Le bourreau affable – Jamón Sender.

Titre étonnant pour un roman passionnant que j'ai lu presque d'un trait.

Nous sommes dans cette Espagne du début du XX° siècle qui n'avait pas encore basculé dans la franquisme mais où la guerre civile se préparait. On y exécutait au garrot les condamnés à mort. L'auteur qui a assisté à une exécution demande à rencontrer le bourreau. Bizarrement, celui-ci accepte de parler de lui. C'est donc l'histoire picaresque et mouvementée de Ramiro Vallemediano, enfant naturel aux origines pourtant aristocratiques, englué dans une religiosité surannée qui lui fait s'imaginer qu'il a une auréole et qu'une voix intérieure lui parle. Il est obnubilé par des fantasmes comme celui d'avoir mangé de la chair humaine, d'être obsédé par ses rêves bizarres ou de croire, à l'invite de Calderon de la Barca, que “la vie est un songe”, comme le suggère le titre de son oeuvre célèbre. C'est qu'il n'est pas franchement né sous une bonne étoile et, malgré des dons indéniables notamment pour la peinture, la bâtardise le poursuivra comme une malédiction. Il fait, comme on dit, les apprentissages d'une vie où les femmes tiennent une grande place. “ je suis potentiellement amoureux de toutes les femmes”, confesse-t-il ! Elles aussi accompagnent son parcours et nourrissent son expérience.

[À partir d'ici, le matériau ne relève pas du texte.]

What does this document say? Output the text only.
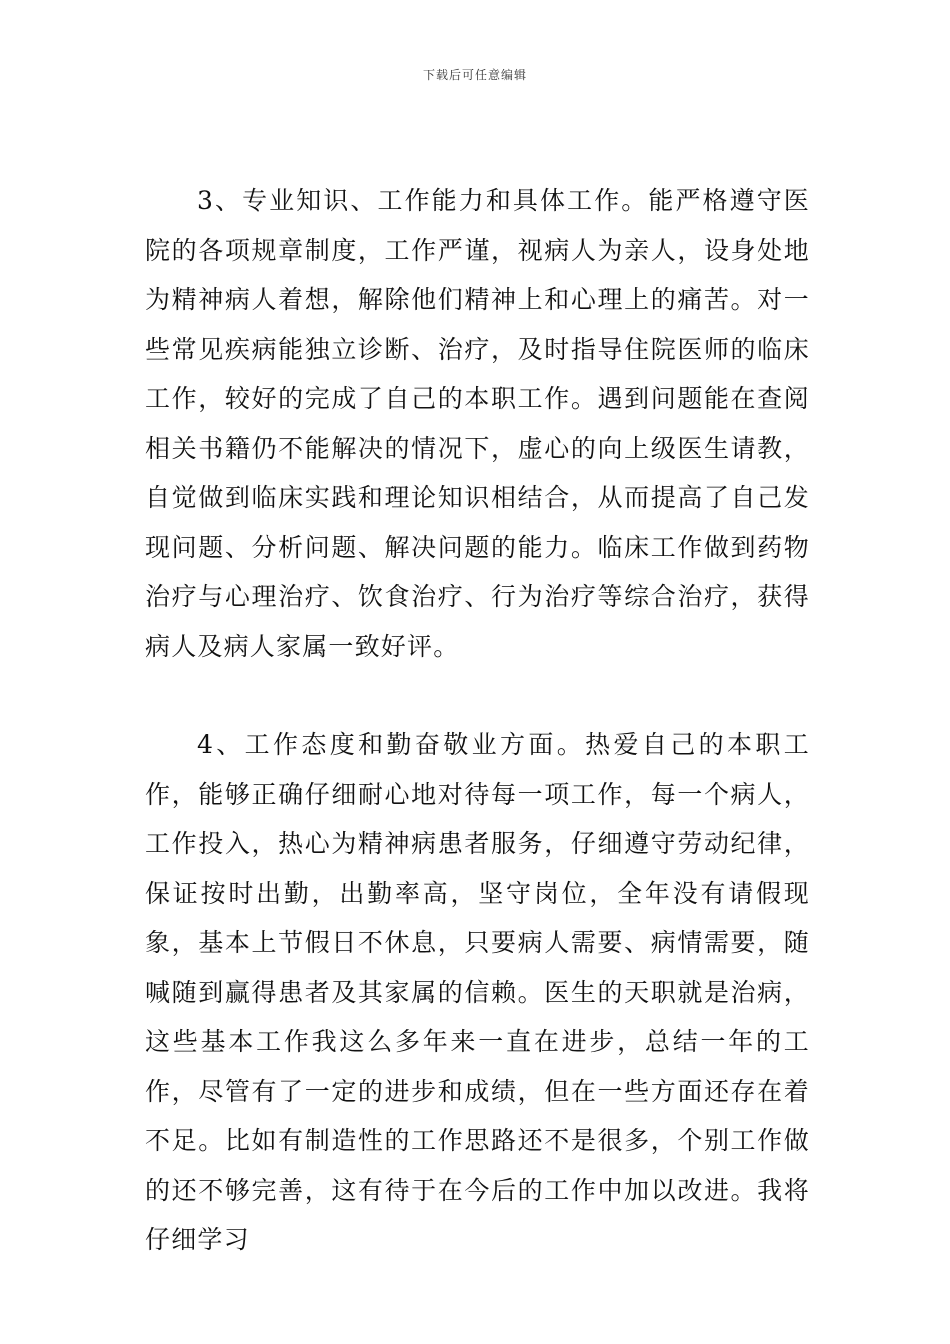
下载后可任意编辑

3、专业知识、工作能力和具体工作。能严格遵守医院的各项规章制度，工作严谨，视病人为亲人，设身处地为精神病人着想，解除他们精神上和心理上的痛苦。对一些常见疾病能独立诊断、治疗，及时指导住院医师的临床工作，较好的完成了自己的本职工作。遇到问题能在查阅相关书籍仍不能解决的情况下，虚心的向上级医生请教，自觉做到临床实践和理论知识相结合，从而提高了自己发现问题、分析问题、解决问题的能力。临床工作做到药物治疗与心理治疗、饮食治疗、行为治疗等综合治疗，获得病人及病人家属一致好评。

4、工作态度和勤奋敬业方面。热爱自己的本职工作，能够正确仔细耐心地对待每一项工作，每一个病人，工作投入，热心为精神病患者服务，仔细遵守劳动纪律，保证按时出勤，出勤率高，坚守岗位，全年没有请假现象，基本上节假日不休息，只要病人需要、病情需要，随喊随到赢得患者及其家属的信赖。医生的天职就是治病，这些基本工作我这么多年来一直在进步，总结一年的工作，尽管有了一定的进步和成绩，但在一些方面还存在着不足。比如有制造性的工作思路还不是很多，个别工作做的还不够完善，这有待于在今后的工作中加以改进。我将仔细学习
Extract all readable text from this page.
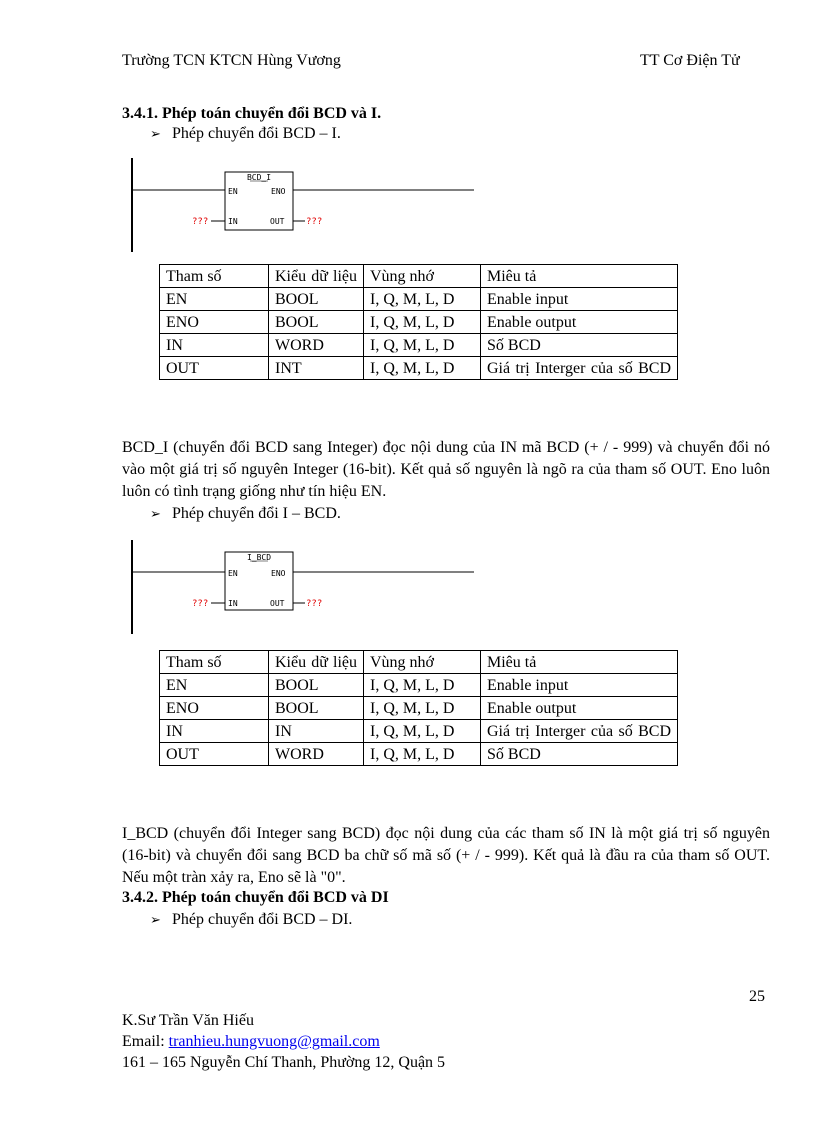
Trường TCN KTCN Hùng Vương	TT Cơ Điện Tử
3.4.1. Phép toán chuyển đổi BCD và I.
➢ Phép chuyển đổi BCD – I.
BCD_I
EN	ENO
IN	OUT
???	???
Tham số	Kiểu dữ liệu	Vùng nhớ	Miêu tả
EN	BOOL	I, Q, M, L, D	Enable input
ENO	BOOL	I, Q, M, L, D	Enable output
IN	WORD	I, Q, M, L, D	Số BCD
OUT	INT	I, Q, M, L, D	Giá trị Interger của số BCD
BCD_I (chuyển đổi BCD sang Integer) đọc nội dung của IN mã BCD (+ / - 999) và chuyển đổi nó vào một giá trị số nguyên Integer (16-bit). Kết quả số nguyên là ngõ ra của tham số OUT. Eno luôn luôn có tình trạng giống như tín hiệu EN.
➢ Phép chuyển đổi I – BCD.
I_BCD
EN	ENO
IN	OUT
???	???
Tham số	Kiểu dữ liệu	Vùng nhớ	Miêu tả
EN	BOOL	I, Q, M, L, D	Enable input
ENO	BOOL	I, Q, M, L, D	Enable output
IN	IN	I, Q, M, L, D	Giá trị Interger của số BCD
OUT	WORD	I, Q, M, L, D	Số BCD
I_BCD (chuyển đổi Integer sang BCD) đọc nội dung của các tham số IN là một giá trị số nguyên (16-bit) và chuyển đổi sang BCD ba chữ số mã số (+ / - 999). Kết quả là đầu ra của tham số OUT. Nếu một tràn xảy ra, Eno sẽ là "0".
3.4.2. Phép toán chuyển đổi BCD và DI
➢ Phép chuyển đổi BCD – DI.
25
K.Sư Trần Văn Hiếu
Email: tranhieu.hungvuong@gmail.com
161 – 165 Nguyễn Chí Thanh, Phường 12, Quận 5
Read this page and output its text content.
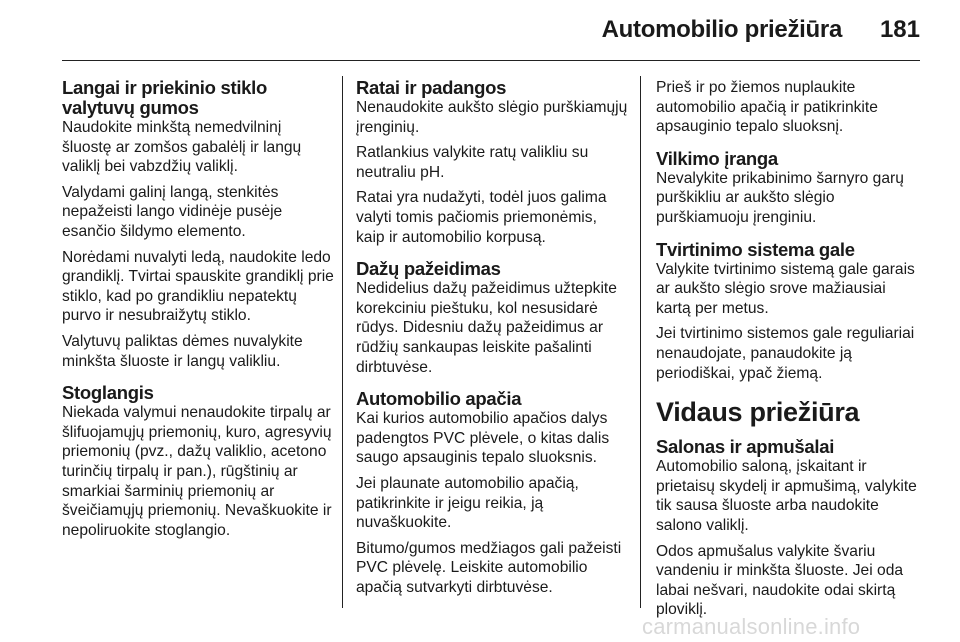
Automobilio priežiūra 181
Langai ir priekinio stiklo valytuvų gumos

Naudokite minkštą nemedvilninį šluostę ar zomšos gabalėlį ir langų valiklį bei vabzdžių valiklį.

Valydami galinį langą, stenkitės nepažeisti lango vidinėje pusėje esančio šildymo elemento.

Norėdami nuvalyti ledą, naudokite ledo grandiklį. Tvirtai spauskite grandiklį prie stiklo, kad po grandikliu nepatektų purvo ir nesubraižytų stiklo.

Valytuvų paliktas dėmes nuvalykite minkšta šluoste ir langų valikliu.

Stoglangis

Niekada valymui nenaudokite tirpalų ar šlifuojamųjų priemonių, kuro, agresyvių priemonių (pvz., dažų valiklio, acetono turinčių tirpalų ir pan.), rūgštinių ar smarkiai šarminių priemonių ar šveičiamųjų priemonių. Nevaškuokite ir nepoliruokite stoglangio.

Ratai ir padangos

Nenaudokite aukšto slėgio purškiamųjų įrenginių.

Ratlankius valykite ratų valikliu su neutraliu pH.

Ratai yra nudažyti, todėl juos galima valyti tomis pačiomis priemonėmis, kaip ir automobilio korpusą.

Dažų pažeidimas

Nedidelius dažų pažeidimus užtepkite korekciniu pieštuku, kol nesusidarė rūdys. Didesniu dažų pažeidimus ar rūdžių sankaupas leiskite pašalinti dirbtuvėse.

Automobilio apačia

Kai kurios automobilio apačios dalys padengtos PVC plėvele, o kitas dalis saugo apsauginis tepalo sluoksnis.

Jei plaunate automobilio apačią, patikrinkite ir jeigu reikia, ją nuvaškuokite.

Bitumo/gumos medžiagos gali pažeisti PVC plėvelę. Leiskite automobilio apačią sutvarkyti dirbtuvėse.

Prieš ir po žiemos nuplaukite automobilio apačią ir patikrinkite apsauginio tepalo sluoksnį.

Vilkimo įranga

Nevalykite prikabinimo šarnyro garų purškikliu ar aukšto slėgio purškiamuoju įrenginiu.

Tvirtinimo sistema gale

Valykite tvirtinimo sistemą gale garais ar aukšto slėgio srove mažiausiai kartą per metus.

Jei tvirtinimo sistemos gale reguliariai nenaudojate, panaudokite ją periodiškai, ypač žiemą.

Vidaus priežiūra
Salonas ir apmušalai

Automobilio saloną, įskaitant ir prietaisų skydelį ir apmušimą, valykite tik sausa šluoste arba naudokite salono valiklį.

Odos apmušalus valykite švariu vandeniu ir minkšta šluoste. Jei oda labai nešvari, naudokite odai skirtą ploviklį.

carmanualsonline.info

La répression violente et sanguinaire par la force publique d'une révolte paysanne à laquelle il assiste de loin lui montre combien l'homme est voué à la trahison et à la destruction de son prochain[“Il n'est pas nécessaire de vouloir du mal à quelqu'un pour le dénoncer et le faire mourir”], comme si l'équilibre social dont il est désormais le garant demandait pour exister son lot de morts]

Pendant ce parcours, Il prend conscience de la condition humaine mais aussi de sa situation personnelle caractérisée autant par une volonté farouche de s'élever dans la hiérarchie sociale que par une absence de filiation légitime qui trouve un écho dans sa profession, comme une continuation naturelle. Il aura cependant une paternité de substitution dans la personnalité du duc qui l'assistera de ses conseils... et de son argent ainsi que dans celle du Père Anglade qui lui servira de guide spirituel.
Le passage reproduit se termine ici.